Hi I am building a simple multilayer network which is trained using back propagation. My problem at the moment is that some attributes in my dataset are nominal (non numeric) and I have to normalize them. I wanted to know what the best approach is. I was thinking along the lines of counting up how many distinct values there are for each attribute and assigning each an equal number between 0 and 1. For example suppose one of my attributes had values A to E then would the following be suitable?:
A = 0
B = 0.25
C = 0.5
D = 0.75
E = 1
The second part to my question is denormalizing the output to get it back to a nominal value. Would I first do the same as above to each distinct output attribute value in the dataset in order to get a numerical representation? Also after I get an output from the network, do I just see which number it is closer to? For example if I got 0.435 as an output and my output attribute values were assigned like this:
x = 0
y = 0.5
z = 1
Do I just find the nearest value to the output (0.435) which is y (0.5)?
You can only do what you are proposing if the variables are ordinal and not nominal, and even then it is a somewhat arbitrary decision. Before I suggest a solution, a note on terminology:
Nominal vs ordinal variables
Suppose A, B, etc stand for colours. These are the values of a nominal variable and can not be ordered in a meaningful way. You can't say red is greater than yellow. Therefore, you should not be assigning numbers to nominal variables .
Now suppose A, B, C, etc stand for garment sizes, e.g. small, medium, large, etc.

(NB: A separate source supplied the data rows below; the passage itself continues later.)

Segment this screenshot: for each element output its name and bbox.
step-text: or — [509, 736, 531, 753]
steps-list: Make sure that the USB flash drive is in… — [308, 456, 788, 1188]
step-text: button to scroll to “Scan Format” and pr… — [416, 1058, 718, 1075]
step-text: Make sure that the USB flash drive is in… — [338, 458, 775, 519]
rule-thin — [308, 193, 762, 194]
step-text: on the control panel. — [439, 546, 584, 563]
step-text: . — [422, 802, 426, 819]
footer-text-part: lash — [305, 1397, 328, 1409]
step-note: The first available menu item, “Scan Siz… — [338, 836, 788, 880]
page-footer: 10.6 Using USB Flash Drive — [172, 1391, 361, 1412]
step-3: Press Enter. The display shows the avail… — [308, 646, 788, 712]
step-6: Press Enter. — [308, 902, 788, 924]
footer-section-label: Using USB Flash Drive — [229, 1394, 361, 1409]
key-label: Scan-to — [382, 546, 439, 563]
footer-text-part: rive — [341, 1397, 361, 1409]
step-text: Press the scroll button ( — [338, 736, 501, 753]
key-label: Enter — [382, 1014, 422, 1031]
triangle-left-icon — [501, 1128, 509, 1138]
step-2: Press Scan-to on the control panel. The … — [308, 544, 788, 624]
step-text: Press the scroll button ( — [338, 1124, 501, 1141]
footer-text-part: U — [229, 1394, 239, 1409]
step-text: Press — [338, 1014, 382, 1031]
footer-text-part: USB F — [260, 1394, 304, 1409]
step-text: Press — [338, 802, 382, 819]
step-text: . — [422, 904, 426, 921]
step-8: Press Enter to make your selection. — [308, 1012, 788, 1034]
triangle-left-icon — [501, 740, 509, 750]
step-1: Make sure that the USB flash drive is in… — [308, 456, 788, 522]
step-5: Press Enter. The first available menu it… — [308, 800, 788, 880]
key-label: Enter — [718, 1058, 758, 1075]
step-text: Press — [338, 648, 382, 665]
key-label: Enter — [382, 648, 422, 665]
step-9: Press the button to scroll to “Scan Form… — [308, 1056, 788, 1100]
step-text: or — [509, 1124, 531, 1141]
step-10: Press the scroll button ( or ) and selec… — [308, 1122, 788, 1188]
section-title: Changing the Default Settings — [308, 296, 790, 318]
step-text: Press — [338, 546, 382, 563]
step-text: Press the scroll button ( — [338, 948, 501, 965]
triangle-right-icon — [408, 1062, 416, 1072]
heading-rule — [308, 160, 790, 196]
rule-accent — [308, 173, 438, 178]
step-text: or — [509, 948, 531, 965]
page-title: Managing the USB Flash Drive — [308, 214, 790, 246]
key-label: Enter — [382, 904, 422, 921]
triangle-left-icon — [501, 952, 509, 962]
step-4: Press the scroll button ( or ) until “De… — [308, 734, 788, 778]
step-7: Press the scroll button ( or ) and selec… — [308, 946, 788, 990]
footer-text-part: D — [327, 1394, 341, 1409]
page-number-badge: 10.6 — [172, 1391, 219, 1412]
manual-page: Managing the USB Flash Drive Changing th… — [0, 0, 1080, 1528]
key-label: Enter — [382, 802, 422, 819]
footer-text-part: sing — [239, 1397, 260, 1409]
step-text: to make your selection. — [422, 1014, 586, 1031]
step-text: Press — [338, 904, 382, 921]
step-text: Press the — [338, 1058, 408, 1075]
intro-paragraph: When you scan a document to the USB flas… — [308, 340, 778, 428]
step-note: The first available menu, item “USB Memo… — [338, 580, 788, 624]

Even though we are not measuring these sizes on an absolute scale (i.e. we don't say that small corresponds to 40 a chest circumference), it is clear that small < medium < large. With that in mind, it is still somewhat arbitrary whether you set small=1, medium=2, large=3, or small=2, medium=4, large=8.
One-of-N encoding
A better way to go about this is to to use the so called one-out-of-N encoding. If you have 5 distinct values, you need five input units, each of which can take the value 1 or 0. Continuing with my garments example, size extra small can be encoded as 10000, small as 01000, medium as 00100, etc.
A similar principle applies to the outputs of the network. If we treat garment size as output instead of input, when the network output the vector [0.01 -0.01 0.5 0.0001 -.0002], you interpret that as size medium.
In reply to your comment on #Daan's post: if you have 5 inputs, one of which takes 20 possible discrete values, you will need 24 input nodes. You might want to normalise the values of your 4 continuous inputs to the range [0, 1], because they may end out dominating your discrete variable.
It really depends on the meaning of the attributes you're trying to normalize, and the functions used inside your NN. For example, if your attributes are non-linear, or if you're using a non-linear activation function, then linear normalization might not end up doing what you want it to do.
If the ranges of attribute values are relatively small, splitting the input and output into sets of binary inputs and outputs will probably be simpler and more accurate.
EDIT:
If the NN was able to accurately perform it's function, one of the outputs will be significantly higher than the others. If not, you might have a problem, depending on when you see inaccurate results.
Inaccurate results during early training are expected. They should become less and less common as you perform more training iterations. If they don't, your NN might not be appropriate for the task you're trying to perform. This could be simply a matter of increasing the size and/or number of hidden layers. Or it could be a more fundamental problem, requiring knowledge of what you're trying to do.
If you've succesfully trained your NN but are seeing inaccuracies when processing real-world data sets, then your training sets were likely not representative enough.
In all of these cases, there's a strong likelihood that your NN did something entirely different than what you wanted it to do. So at this point, simply selecting the highest output is as good a guess as any. But there's absolutely no guarantee that it'll be a better guess.